Но я верилъ, что они въ конце концовъ последуютъ веленію разсудка, который подсказывалъ, что умело организованное и во-время произведенное отступленіе не испортитъ дела дальнейшей обороны и спасетъ не одну жизнь.
Я воочію убедился, какую цену въ боевой, тревожной обстановке имеетъ хладнокровіе и присутствіе духа старшаго начальника.
Постепенное отступленіе къ эспланаде крепости входило въ программу нашихъ операцій.
Нужно было только умело и во-время отступить. Умелое отступленіе никогда не вызоветъ деморализаціи солдатъ, темъ более, что каждый изъ нихъ отлично понималъ, что рано или поздно нужно будетъ отступить.
Всемъ до очевидности было ясно, что, не трогая резервовъ изъ Артура, съ наличнымъ минимумомъ артиллеріи, держаться дольше на передовыхъ позиціяхъ было немыслимо.
Спустя какихъ-нибудь полчаса, въ скалу начали шлепаться изредка пули, потомъ все чаще, чаще. Ранило одну лошадь, другую.
Подходитъ одинъ офицеръ и докладываетъ:
– Ваше превосходительство, вотъ эта вершина тоже въ рукахъ японцевъ; они оттуда стреляютъ; очевидно, скоро будетъ пулеметъ.
Все встали, отделились отъ скалы.
– Которая? спрашиваетъ генералъ.
– Вотъ эти две и третья, самая высокая.
Пули участились, летели высоко.
– Но почему же мне не доносятъ?
Пули стали падать въ направленіи, где горела свеча. Подымался легкій туманъ. Японцы целили въ огонекъ. Я потушилъ свечу.

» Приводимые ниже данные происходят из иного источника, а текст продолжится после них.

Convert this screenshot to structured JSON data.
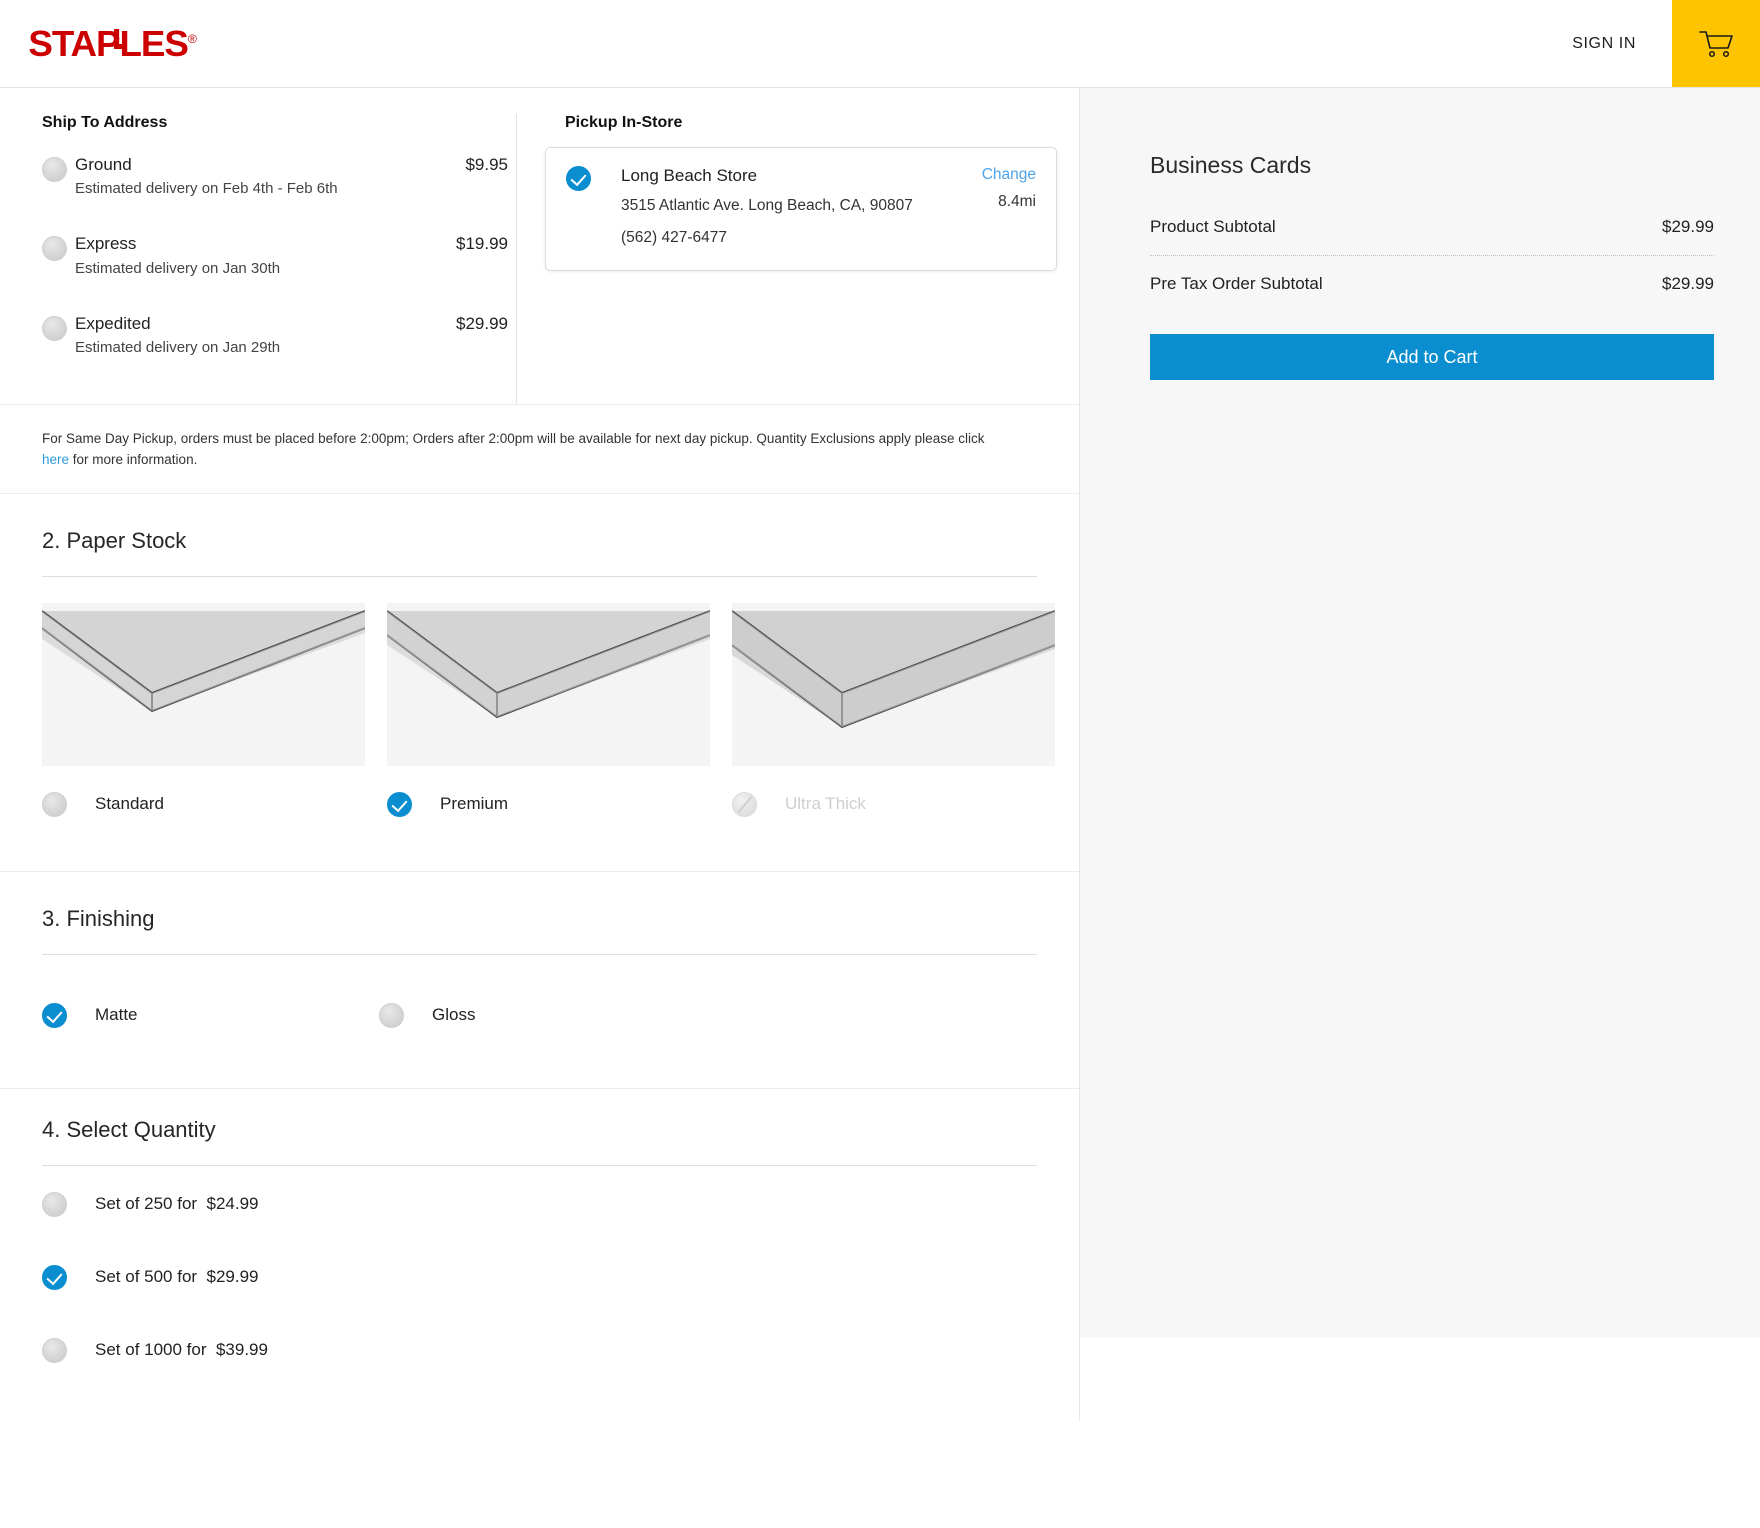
{
  "header": {
    "logo_text": "STAPLES",
    "logo_registered": "®",
    "signin_label": "SIGN IN",
    "cart_icon": "shopping-cart-icon",
    "cart_color": "#ffc400",
    "logo_color": "#cc0000"
  },
  "shipping": {
    "heading": "Ship To Address",
    "options": [
      {
        "name": "Ground",
        "eta": "Estimated delivery on Feb 4th - Feb 6th",
        "price": "$9.95",
        "selected": false
      },
      {
        "name": "Express",
        "eta": "Estimated delivery on Jan 30th",
        "price": "$19.99",
        "selected": false
      },
      {
        "name": "Expedited",
        "eta": "Estimated delivery on Jan 29th",
        "price": "$29.99",
        "selected": false
      }
    ]
  },
  "pickup": {
    "heading": "Pickup In-Store",
    "store_name": "Long Beach Store",
    "store_address": "3515 Atlantic Ave. Long Beach, CA, 90807",
    "store_phone": "(562) 427-6477",
    "change_label": "Change",
    "distance": "8.4mi",
    "selected": true
  },
  "disclaimer": {
    "text_before": "For Same Day Pickup, orders must be placed before 2:00pm; Orders after 2:00pm will be available for next day pickup. Quantity Exclusions apply please click ",
    "link_label": "here",
    "text_after": " for more information."
  },
  "paper_stock": {
    "title": "2. Paper Stock",
    "options": [
      {
        "label": "Standard",
        "selected": false,
        "disabled": false
      },
      {
        "label": "Premium",
        "selected": true,
        "disabled": false
      },
      {
        "label": "Ultra Thick",
        "selected": false,
        "disabled": true
      }
    ]
  },
  "finishing": {
    "title": "3. Finishing",
    "options": [
      {
        "label": "Matte",
        "selected": true
      },
      {
        "label": "Gloss",
        "selected": false
      }
    ]
  },
  "quantity": {
    "title": "4. Select Quantity",
    "options": [
      {
        "label": "Set of 250 for  $24.99",
        "selected": false
      },
      {
        "label": "Set of 500 for  $29.99",
        "selected": true
      },
      {
        "label": "Set of 1000 for  $39.99",
        "selected": false
      }
    ]
  },
  "summary": {
    "title": "Business Cards",
    "rows": [
      {
        "label": "Product Subtotal",
        "value": "$29.99"
      },
      {
        "label": "Pre Tax Order Subtotal",
        "value": "$29.99"
      }
    ],
    "add_to_cart_label": "Add to Cart",
    "accent_color": "#0a8ed0"
  }
}
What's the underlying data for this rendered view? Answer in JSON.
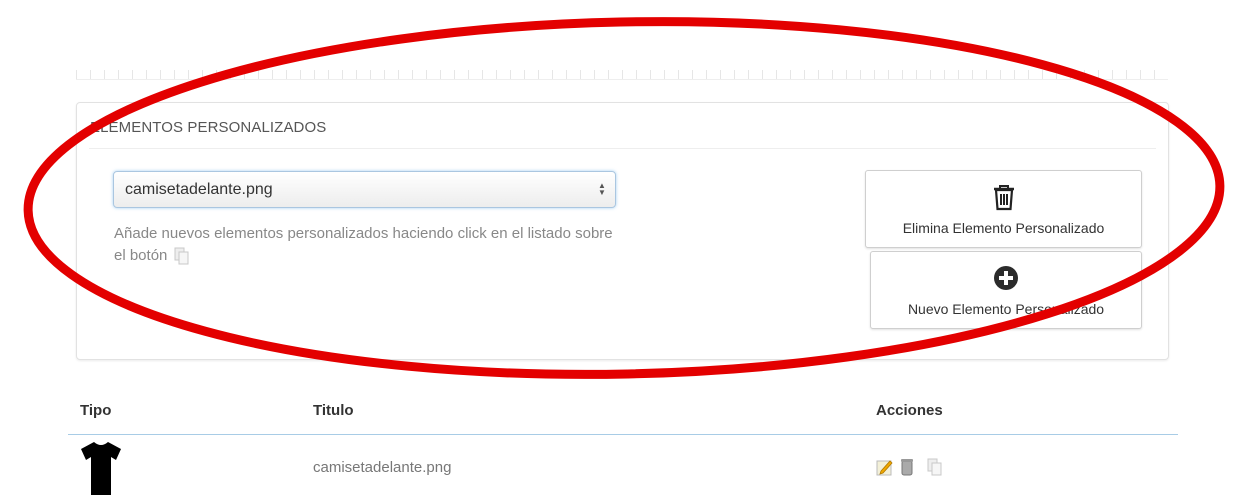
{
  "panel": {
    "title": "ELEMENTOS PERSONALIZADOS",
    "select": {
      "selected": "camisetadelante.png"
    },
    "help_text": "Añade nuevos elementos personalizados haciendo click en el listado sobre el botón",
    "buttons": {
      "delete": {
        "label": "Elimina Elemento Personalizado",
        "icon": "trash-icon"
      },
      "new": {
        "label": "Nuevo Elemento Personalizado",
        "icon": "plus-circle-icon"
      }
    }
  },
  "table": {
    "headers": {
      "tipo": "Tipo",
      "titulo": "Titulo",
      "acciones": "Acciones"
    },
    "rows": [
      {
        "tipo_icon": "tshirt-icon",
        "titulo": "camisetadelante.png",
        "actions": [
          "edit-icon",
          "delete-icon",
          "copy-icon"
        ]
      }
    ]
  },
  "colors": {
    "annotation": "#e30000",
    "accent_line": "#a8cce6"
  }
}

– Поручикъ Сенкевичъ, узнайте, что такое. Неужели они отобрать вершины не могутъ? Я положительно не понимаю, почему молчатъ начальники боевыхъ участковъ?- слегка возмущаясь, говорилъ Кондратенко.
Наконецъ со всехъ сторонъ начали поступать донесенія отъ частныхъ начальниковъ, что держаться очень трудно. Японцы не начали общаго наступленія, но форсируютъ некоторые участки. Несколько вершинъ въ ихъ рукахъ, отобрать безъ поддержекъ невозможно. На каждой изъ занятыхъ сопочекъ установлены пулеметы. По всей почти линіи залегли настолько близко, что слышенъ ихъ разговоръ. Люди утомлены, за нихъ не ручаются.
Положеніе съ каждой минутой становилось серьезней.
Въ общемъ резерве ни полвзвода.
Кондратенко колебался. Семеновъ теперь уже доказываетъ, что отступить необходимо. Кондратенко продолжалъ колебаться.
Ночь приходила къ концу.
Отдается распоряженіе капитану Успенскому отправиться къ Бутусову съ приказаніемъ немедленно выбить японцевъ съ позиціи капитана Пальчевскаго. Семеновъ вне себя подходитъ къ Загоровскому и, сжимая кулаки, говоритъ:
– Я положительно не понимаю упрямства Кондратенко. Это можетъ намъ стоить целаго отряда!
Пули начали посвистывать все чаще и чаще.
Ординарцы прибываютъ. Каждое донесеніе говоритъ, что держаться до утра немыслимо. Положеніе вещей очень тревожно.